Потом на какое-то время я отключился. Очнувшись, услышал озабоченные голоса над собой.
– Он, часом, не сдох? – говорил, отдуваясь, один.
– А хрен его знает, – отвечал, тоже с хриплой одышкой, другой. – Мог и подохнуть.
– Ну и что же нам делать? Не вызывать же скорую?
– Да ты что, охренел?!
Трое, тяжко дыша, помолчали. Потом кто-то сказал:
– Может, на свалку его отвезем? Бросим в мусор, и пусть там валяется…
– Хорошая мысль! Пока нет никого – подгоняй-ка уазик.
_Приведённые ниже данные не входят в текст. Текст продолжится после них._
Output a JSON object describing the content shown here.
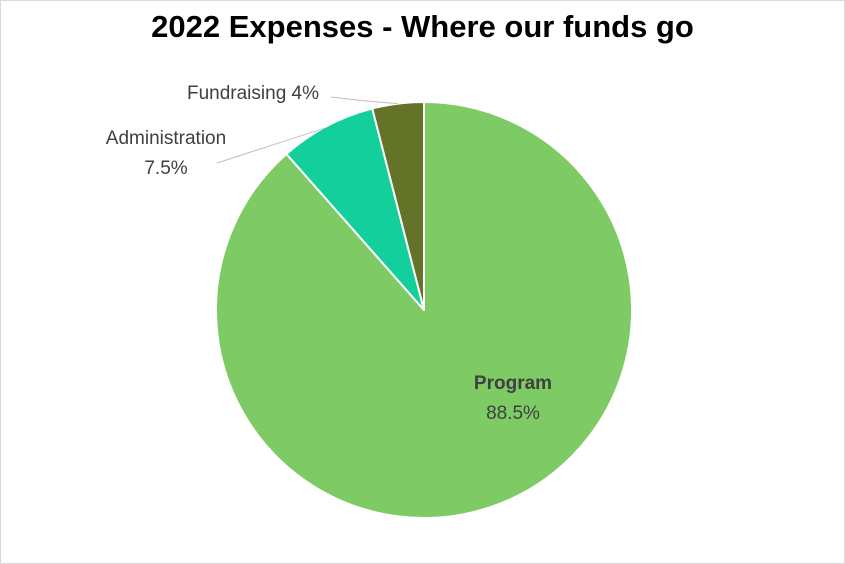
{
  "chart_data": {
    "type": "pie",
    "title": "2022 Expenses - Where our funds go",
    "slices": [
      {
        "name": "Program",
        "value": 88.5,
        "label_value": "88.5%",
        "color": "#7ecb65"
      },
      {
        "name": "Administration",
        "value": 7.5,
        "label_value": "7.5%",
        "color": "#12cf9b"
      },
      {
        "name": "Fundraising",
        "value": 4,
        "label_value": "4%",
        "color": "#657329"
      }
    ],
    "fundraising_label": "Fundraising 4%",
    "start_angle_deg": 0,
    "direction": "clockwise",
    "label_color": "#404040",
    "leader_line_color": "#bfbfbf"
  }
}
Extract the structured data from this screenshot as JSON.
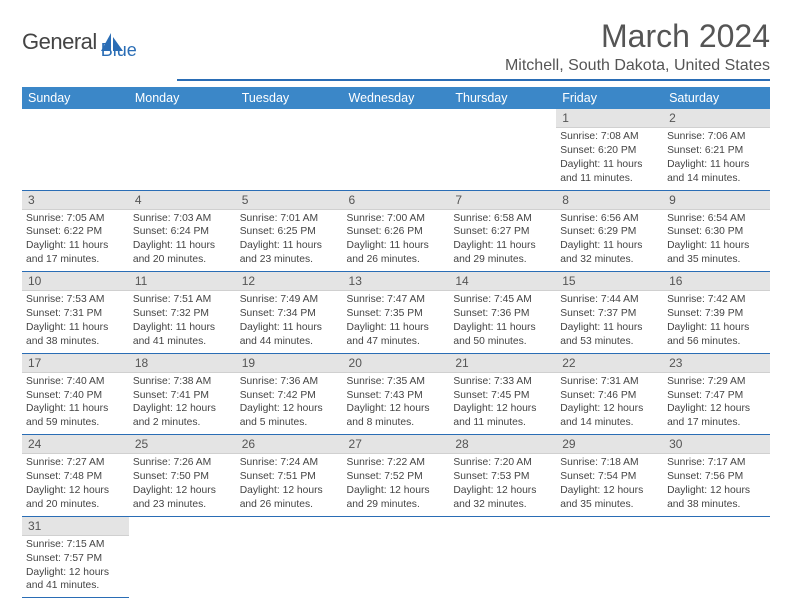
{
  "brand": {
    "name_part1": "General",
    "name_part2": "Blue"
  },
  "title": "March 2024",
  "location": "Mitchell, South Dakota, United States",
  "colors": {
    "header_bg": "#3b87c8",
    "header_text": "#ffffff",
    "accent_line": "#2a6db5",
    "daynum_bg": "#e4e4e4",
    "text": "#444444"
  },
  "day_headers": [
    "Sunday",
    "Monday",
    "Tuesday",
    "Wednesday",
    "Thursday",
    "Friday",
    "Saturday"
  ],
  "weeks": [
    [
      null,
      null,
      null,
      null,
      null,
      {
        "n": "1",
        "sr": "7:08 AM",
        "ss": "6:20 PM",
        "dl": "11 hours and 11 minutes."
      },
      {
        "n": "2",
        "sr": "7:06 AM",
        "ss": "6:21 PM",
        "dl": "11 hours and 14 minutes."
      }
    ],
    [
      {
        "n": "3",
        "sr": "7:05 AM",
        "ss": "6:22 PM",
        "dl": "11 hours and 17 minutes."
      },
      {
        "n": "4",
        "sr": "7:03 AM",
        "ss": "6:24 PM",
        "dl": "11 hours and 20 minutes."
      },
      {
        "n": "5",
        "sr": "7:01 AM",
        "ss": "6:25 PM",
        "dl": "11 hours and 23 minutes."
      },
      {
        "n": "6",
        "sr": "7:00 AM",
        "ss": "6:26 PM",
        "dl": "11 hours and 26 minutes."
      },
      {
        "n": "7",
        "sr": "6:58 AM",
        "ss": "6:27 PM",
        "dl": "11 hours and 29 minutes."
      },
      {
        "n": "8",
        "sr": "6:56 AM",
        "ss": "6:29 PM",
        "dl": "11 hours and 32 minutes."
      },
      {
        "n": "9",
        "sr": "6:54 AM",
        "ss": "6:30 PM",
        "dl": "11 hours and 35 minutes."
      }
    ],
    [
      {
        "n": "10",
        "sr": "7:53 AM",
        "ss": "7:31 PM",
        "dl": "11 hours and 38 minutes."
      },
      {
        "n": "11",
        "sr": "7:51 AM",
        "ss": "7:32 PM",
        "dl": "11 hours and 41 minutes."
      },
      {
        "n": "12",
        "sr": "7:49 AM",
        "ss": "7:34 PM",
        "dl": "11 hours and 44 minutes."
      },
      {
        "n": "13",
        "sr": "7:47 AM",
        "ss": "7:35 PM",
        "dl": "11 hours and 47 minutes."
      },
      {
        "n": "14",
        "sr": "7:45 AM",
        "ss": "7:36 PM",
        "dl": "11 hours and 50 minutes."
      },
      {
        "n": "15",
        "sr": "7:44 AM",
        "ss": "7:37 PM",
        "dl": "11 hours and 53 minutes."
      },
      {
        "n": "16",
        "sr": "7:42 AM",
        "ss": "7:39 PM",
        "dl": "11 hours and 56 minutes."
      }
    ],
    [
      {
        "n": "17",
        "sr": "7:40 AM",
        "ss": "7:40 PM",
        "dl": "11 hours and 59 minutes."
      },
      {
        "n": "18",
        "sr": "7:38 AM",
        "ss": "7:41 PM",
        "dl": "12 hours and 2 minutes."
      },
      {
        "n": "19",
        "sr": "7:36 AM",
        "ss": "7:42 PM",
        "dl": "12 hours and 5 minutes."
      },
      {
        "n": "20",
        "sr": "7:35 AM",
        "ss": "7:43 PM",
        "dl": "12 hours and 8 minutes."
      },
      {
        "n": "21",
        "sr": "7:33 AM",
        "ss": "7:45 PM",
        "dl": "12 hours and 11 minutes."
      },
      {
        "n": "22",
        "sr": "7:31 AM",
        "ss": "7:46 PM",
        "dl": "12 hours and 14 minutes."
      },
      {
        "n": "23",
        "sr": "7:29 AM",
        "ss": "7:47 PM",
        "dl": "12 hours and 17 minutes."
      }
    ],
    [
      {
        "n": "24",
        "sr": "7:27 AM",
        "ss": "7:48 PM",
        "dl": "12 hours and 20 minutes."
      },
      {
        "n": "25",
        "sr": "7:26 AM",
        "ss": "7:50 PM",
        "dl": "12 hours and 23 minutes."
      },
      {
        "n": "26",
        "sr": "7:24 AM",
        "ss": "7:51 PM",
        "dl": "12 hours and 26 minutes."
      },
      {
        "n": "27",
        "sr": "7:22 AM",
        "ss": "7:52 PM",
        "dl": "12 hours and 29 minutes."
      },
      {
        "n": "28",
        "sr": "7:20 AM",
        "ss": "7:53 PM",
        "dl": "12 hours and 32 minutes."
      },
      {
        "n": "29",
        "sr": "7:18 AM",
        "ss": "7:54 PM",
        "dl": "12 hours and 35 minutes."
      },
      {
        "n": "30",
        "sr": "7:17 AM",
        "ss": "7:56 PM",
        "dl": "12 hours and 38 minutes."
      }
    ],
    [
      {
        "n": "31",
        "sr": "7:15 AM",
        "ss": "7:57 PM",
        "dl": "12 hours and 41 minutes."
      },
      null,
      null,
      null,
      null,
      null,
      null
    ]
  ],
  "labels": {
    "sunrise": "Sunrise:",
    "sunset": "Sunset:",
    "daylight": "Daylight:"
  }
}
Я нарочно не стал обнаруживать признаки жизни: не хотелось, чтобы меня добивали. Словно куль, меня затолкали в машину, а потом долго куда-то везли. Я лежал лицом вниз, на провонявшем бензином железе. Наконец машина остановилась – я затаил дыхание, – открылась задняя дверь, и меня за ноги потащили наружу.
– Раз-два, взяли! – скомандовал кто-то, и меня, раскачав, бросили.
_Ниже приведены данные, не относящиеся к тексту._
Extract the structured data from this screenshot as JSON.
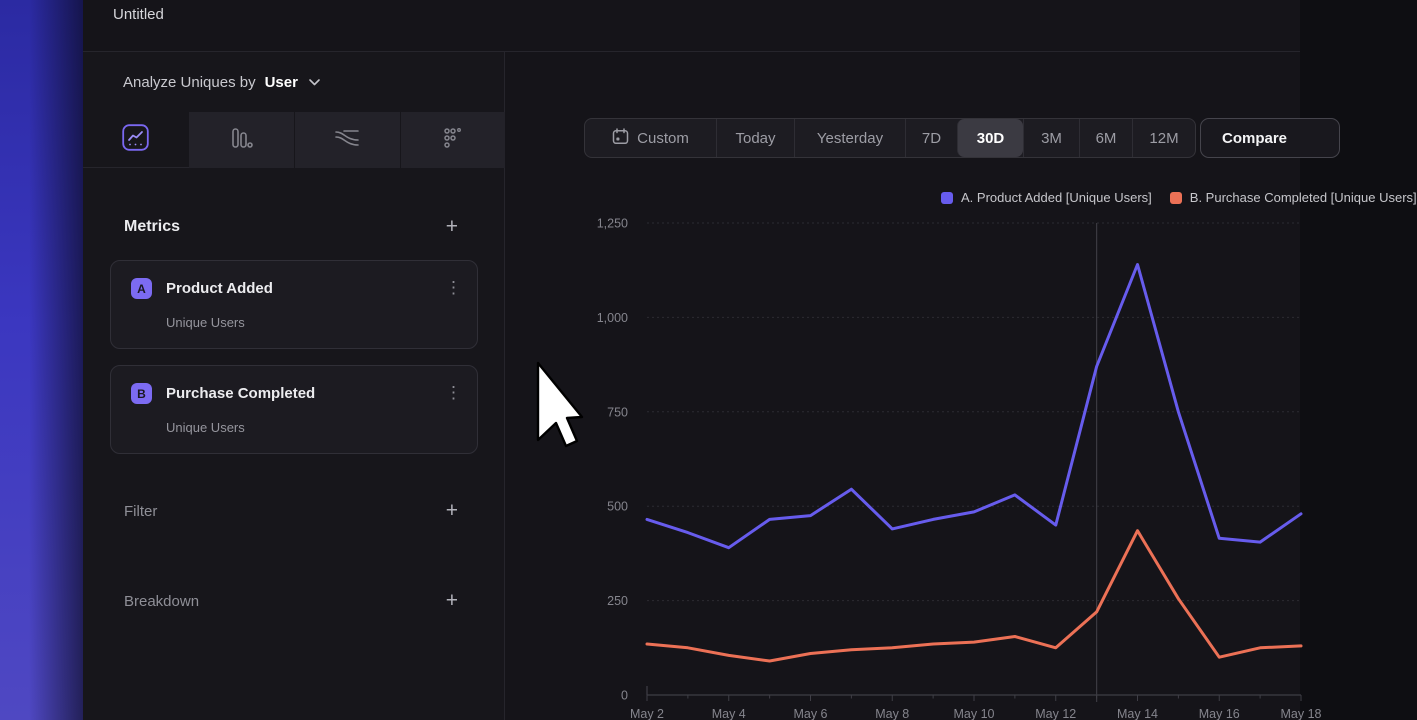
{
  "page": {
    "title": "Untitled"
  },
  "sidebar": {
    "analyze_label": "Analyze Uniques by",
    "analyze_value": "User",
    "tabs": [
      {
        "name": "line-chart",
        "selected": true
      },
      {
        "name": "bar-chart",
        "selected": false
      },
      {
        "name": "flow",
        "selected": false
      },
      {
        "name": "retention-grid",
        "selected": false
      }
    ],
    "metrics": {
      "header": "Metrics",
      "add_label": "+",
      "items": [
        {
          "badge": "A",
          "name": "Product Added",
          "subtitle": "Unique Users",
          "menu_icon": "⋮"
        },
        {
          "badge": "B",
          "name": "Purchase Completed",
          "subtitle": "Unique Users",
          "menu_icon": "⋮"
        }
      ]
    },
    "filter": {
      "header": "Filter",
      "add_label": "+"
    },
    "breakdown": {
      "header": "Breakdown",
      "add_label": "+"
    }
  },
  "toolbar": {
    "ranges": [
      "Custom",
      "Today",
      "Yesterday",
      "7D",
      "30D",
      "3M",
      "6M",
      "12M"
    ],
    "selected": "30D",
    "compare_label": "Compare"
  },
  "chart_data": {
    "type": "line",
    "x": [
      "May 2",
      "May 3",
      "May 4",
      "May 5",
      "May 6",
      "May 7",
      "May 8",
      "May 9",
      "May 10",
      "May 11",
      "May 12",
      "May 13",
      "May 14",
      "May 15",
      "May 16",
      "May 17",
      "May 18"
    ],
    "xtick_labels": [
      "May 2",
      "May 4",
      "May 6",
      "May 8",
      "May 10",
      "May 12",
      "May 14",
      "May 16",
      "May 18"
    ],
    "series": [
      {
        "name": "A. Product Added [Unique Users]",
        "color": "#675ced",
        "values": [
          465,
          430,
          390,
          465,
          475,
          545,
          440,
          465,
          485,
          530,
          450,
          870,
          1140,
          750,
          415,
          405,
          480
        ]
      },
      {
        "name": "B. Purchase Completed [Unique Users]",
        "color": "#ec7156",
        "values": [
          135,
          125,
          105,
          90,
          110,
          120,
          125,
          135,
          140,
          155,
          125,
          220,
          435,
          255,
          100,
          125,
          130
        ]
      }
    ],
    "ylim": [
      0,
      1250
    ],
    "yticks": [
      0,
      250,
      500,
      750,
      1000,
      1250
    ],
    "ytick_labels": [
      "0",
      "250",
      "500",
      "750",
      "1,000",
      "1,250"
    ],
    "grid": true,
    "marker_x_index": 11,
    "legend_position": "top-right"
  },
  "colors": {
    "accent_purple": "#7c6bf2",
    "series_a": "#675ced",
    "series_b": "#ec7156",
    "grid": "#2c2b32",
    "axis": "#3f3e46",
    "tick_text": "#85858d"
  }
}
Упал я на что-то мягкое. Полежав минут пять, осторожно открыл глаза: ни ментов, ни «воронка» видно не было.
«Ну что, опять надо жить? – словно кто-то подумал вместо меня в гудящей моей голове. – Если жить – значит, надо ползти…» Словно жук, перевернутый на спину, я задвигал руками, ногами и после нескольких неудачных попыток перекатился-таки на живот. Лежал я, как оказалось, на мусорном склоне.
Подтягиваясь на локтях, я долго карабкался вверх по коробкам и банкам, по глянцевым скользким журналам, по слизистым тряпкам. Мусорный склон показался мне бесконечным.
XXVIII
Шатаясь, отплевываясь кровавой слюной, я стоял на гребне мусорной кучи и оглядывал поле, тянувшееся до горизонта. Все мое тело болело, но руки, ноги и ребра были, кажется, целы.
Смеркалось. Над свалкой в алеющем небе кружились несметные полчища галок, грачей и ворон. Там-сям курились дымы, и в этих дымах – или в ранних вечерних туманах? – бродили собаки и люди. Словно поле огромной, уже затихающей битвы лежало передо мной.
На дальнем конце, разгребая ножом и трамбуя железными траками мусор, деловито урчал красно-желтый бульдозер. Люди, бродившие по бесконечному полю, напоминали солдат похоронной команды, которые ищут убитых. Похоже, за тем же – за павшими в битве – сюда налетели крикливые полчища птиц, набежали собаки и даже облезлые тощие лисы: почти не пугаясь людей, они шныряли меж мусорных куч.
Я долго стоял и смотрел, пораженный всем тем, что увидел. По полю зажигались костры, а на меркнущем небе прорезались первые звезды. Обитатели свалки сходились к огням, в отдалении от которых бродили собаки. Вороний назойливый грай поутих, и стали слышны голоса, чей-то смех, звон посуды: можно было подумать, что это последние, уцелевшие в битве солдаты принимаются за вечернюю трапезу.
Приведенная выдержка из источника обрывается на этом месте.